In the midst of everything else, employers must remember that New York State’s sick leave law (SLL) takes effect on September 30, 2020 (as noted in our client advisories in April and May). Eligible employees may begin to accrue sick leave as of that date, but are not permitted to utilize earned sick leave under the SLL before January 1, 2021.
Employees in New York City and Westchester County have been eligible for leave under local laws since 2014 and 2019, respectively. Now, all employees in New York State will be entitled to between 40 and 56 hours of annual sick leave.
As explained in our April alert, benefits under the SLL are available to employees in New York as follows:
- Employers with both fewer than five employees in a calendar year and annual net income of less than one million dollars – Employees are entitled to up to 40 hours of unpaid sick leave in each calendar year.
- Employers with fewer than five employees in a calendar year but annual net income of greater than one million dollars – Employees are entitled to up to 40 hours of paid sick leave in each calendar year.
- Employers with between five and 99 employees in a calendar year – Employees are entitled to up to 40 hours of paid sick leave in each calendar year.
- Employers with 100 or more employees in a calendar year – Employees are entitled to up to 56 hours of paid sick leave in each calendar year.
For employers choosing to allow employees to accrue sick leave based on time worked, accrued sick leave must be tracked as of September 30. But, because employees cannot use the accrued time before January 1, 2021, employers must permit employees to carry their 2020 accruals into the new year.
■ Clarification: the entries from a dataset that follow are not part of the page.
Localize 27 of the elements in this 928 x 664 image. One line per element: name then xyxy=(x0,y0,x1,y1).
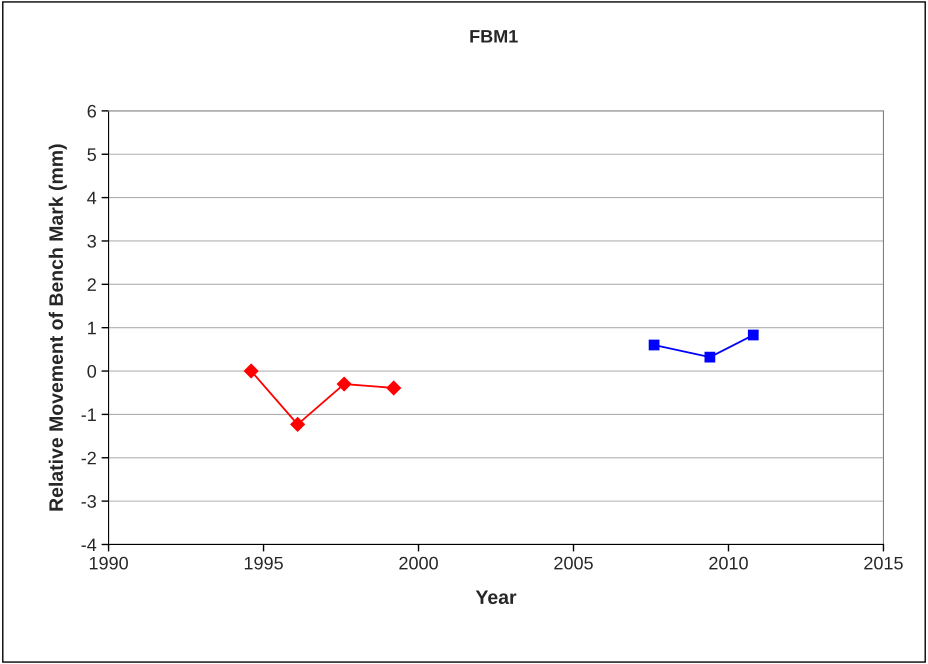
x-tick-label: 2015 xyxy=(864,556,903,570)
chart-title: FBM1 xyxy=(470,30,518,43)
y-axis-title: Relative Movement of Bench Mark (mm) xyxy=(48,144,67,511)
point xyxy=(336,376,352,392)
x-tick-label: 1990 xyxy=(90,556,128,570)
x-tick-label: 2005 xyxy=(554,556,593,570)
y-tick-label: 5 xyxy=(87,148,96,161)
y-tick-label: -4 xyxy=(82,538,96,552)
y-tick-label: 1 xyxy=(88,322,96,334)
y-tick-label: -1 xyxy=(82,408,96,421)
point xyxy=(748,330,759,340)
y-tick-label: -2 xyxy=(82,452,96,464)
x-tick-label: 2010 xyxy=(709,556,748,570)
point xyxy=(704,352,716,363)
y-tick-label: 6 xyxy=(88,104,96,118)
x-tick-label: 2000 xyxy=(399,556,438,570)
y-tick-label: 3 xyxy=(87,234,96,248)
point xyxy=(648,340,660,350)
y-tick-label: 0 xyxy=(87,364,96,378)
point xyxy=(386,380,402,396)
y-tick-label: 4 xyxy=(87,192,96,204)
point xyxy=(290,416,306,432)
y-tick-label: 2 xyxy=(88,278,96,291)
x-tick-label: 1995 xyxy=(244,556,283,570)
x-axis-title: Year xyxy=(476,590,516,604)
point xyxy=(244,364,259,378)
y-tick-label: -3 xyxy=(82,495,96,508)
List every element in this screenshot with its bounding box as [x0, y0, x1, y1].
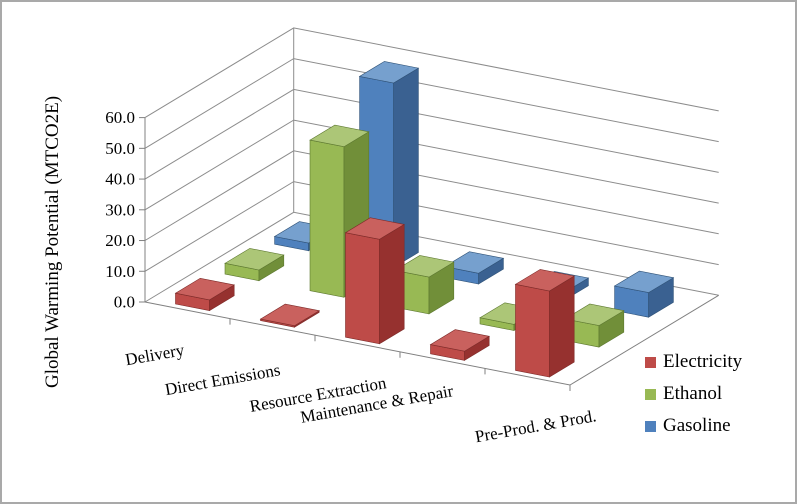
y-tick-label: 20.0: [105, 231, 135, 250]
bar-electricity-2-front: [345, 232, 380, 345]
y-tick-label: 40.0: [105, 170, 135, 189]
category-label: Direct Emissions: [164, 360, 282, 399]
bar-ethanol-0-top: [224, 248, 285, 271]
bar-ethanol-2-top: [394, 255, 455, 278]
y-axis-title: Global Warming Potential (MTCO2E): [42, 95, 63, 389]
legend-item-electricity: Electricity: [645, 346, 742, 378]
bar-ethanol-4-top: [564, 303, 625, 326]
bar-electricity-2-side: [379, 223, 405, 345]
category-label: Pre-Prod. & Prod.: [473, 406, 597, 446]
bar-gasoline-4-top: [613, 270, 675, 293]
bar-electricity-3-top: [429, 329, 491, 352]
bar-gasoline-2-top: [443, 251, 505, 274]
legend-label: Ethanol: [663, 383, 723, 404]
gridline-20: [144, 150, 719, 241]
y-tick-label: 60.0: [105, 108, 135, 127]
legend-color-chip: [645, 420, 656, 432]
legend-item-gasoline: Gasoline: [645, 410, 742, 442]
bar-electricity-4-top: [514, 269, 576, 292]
legend-label: Electricity: [663, 351, 743, 372]
gridline-40: [144, 88, 719, 180]
gridline-60: [144, 27, 719, 119]
bar-ethanol-1-front: [309, 139, 345, 298]
y-tick-label: 50.0: [105, 139, 135, 158]
bar-ethanol-1-top: [309, 124, 370, 148]
legend-color-chip: [645, 388, 656, 400]
y-tick-label: 0.0: [114, 293, 135, 312]
legend: Electricity Ethanol Gasoline: [645, 346, 742, 442]
gridline-50: [144, 58, 719, 149]
bar-electricity-2-top: [344, 217, 406, 240]
legend-label: Gasoline: [663, 415, 731, 436]
legend-color-chip: [645, 356, 656, 368]
y-tick-label: 10.0: [105, 262, 135, 281]
bar-electricity-4-front: [515, 283, 550, 378]
bar-electricity-0-top: [174, 277, 236, 301]
bar-electricity-4-side: [549, 275, 575, 378]
legend-item-ethanol: Ethanol: [645, 378, 742, 410]
category-label: Delivery: [124, 340, 186, 369]
bar-electricity-1-top: [259, 303, 321, 327]
y-tick-label: 30.0: [105, 200, 135, 219]
gridline-30: [144, 119, 719, 211]
bar-gasoline-1-top: [358, 61, 420, 84]
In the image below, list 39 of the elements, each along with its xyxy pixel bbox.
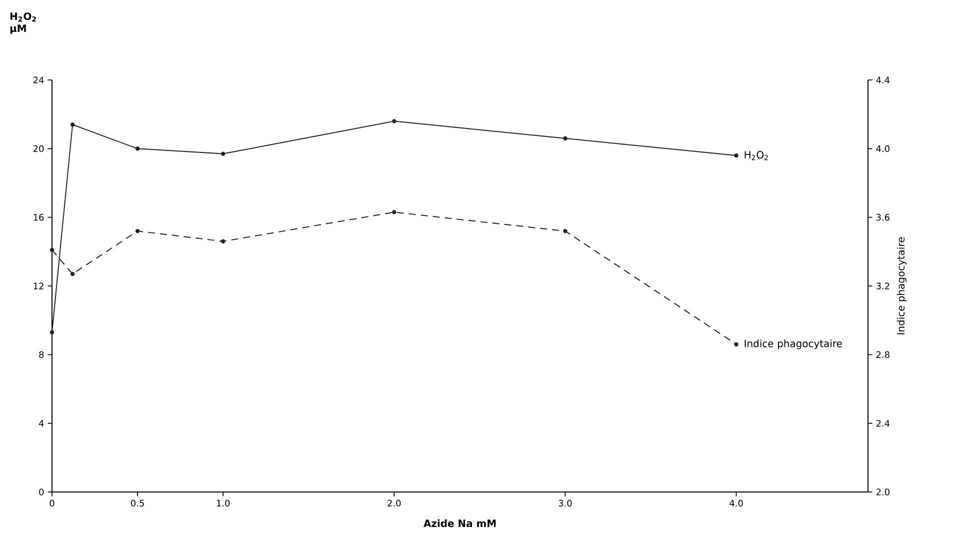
point	[50, 248, 54, 252]
point	[392, 210, 396, 214]
y2-tick-label: 4.0	[876, 145, 890, 152]
point	[50, 330, 54, 334]
y-tick-label: 16	[34, 214, 44, 221]
point	[70, 122, 75, 127]
y-axis-title: H$_{2}$O$_{2}$ µM	[10, 12, 36, 34]
y2-tick-label: 2.8	[876, 351, 890, 358]
point	[392, 119, 396, 124]
y-tick-label: 24	[33, 76, 44, 84]
x-axis-title: Azide Na mM	[424, 519, 496, 528]
y2-axis-title: Indice phagocytaire	[896, 237, 907, 334]
y2-tick-label: 3.6	[876, 214, 890, 221]
point	[220, 152, 226, 156]
x-tick-label: 4.0	[730, 500, 743, 507]
y-tick-label: 20	[33, 145, 44, 152]
series-label: Indice phagocytaire	[744, 340, 842, 350]
y2-tick-label: 2.4	[876, 420, 890, 427]
y2-tick-label: 3.2	[876, 282, 890, 290]
x-tick-label: 3.0	[558, 500, 572, 507]
x-tick-label: 0.5	[131, 500, 144, 507]
point	[135, 228, 140, 234]
y-tick-label: 12	[34, 282, 44, 290]
point	[135, 146, 140, 151]
y-tick-label: 8	[39, 351, 44, 358]
y-tick-label: 0	[39, 488, 44, 496]
point	[563, 228, 568, 234]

Employers who choose to administer the accrual method must permit employees to accrue sick leave at the rate of one hour for every 30 hours worked.
Alternatively, and to avoid the potential recordkeeping problems in calculating an employee’s accrued sick leave, employers may elect to frontload the total number of required sick leave hours at the beginning of each calendar year, starting in January 1, 2021. For example, an employer with 100 or more employees may satisfy its obligation by providing each employee with 56 hours of paid leave available for use as of the first day of 2021.
A comprehensive explanation of the permissible uses of sick leave can be found here.
Employers should also note that effective September 30, in connection with the SLL, New York’s Wage Theft Prevention Act has been amended to require all New York State employers to maintain records – for no less than six years – of the “amount of sick leave provided to each employee.” More information on the Wage Theft Prevention Act can be found here.
As of the date of this advisory’s publication, New York has not released guidance or regulations to assist employers with interpreting the SLL. Guidance will likely be of particular importance to employers in New York City and Westchester County, who will need to navigate state requirements in addition to obligations under existing local laws.
Employers should review their existing leave policies to ensure compliance with the SLL.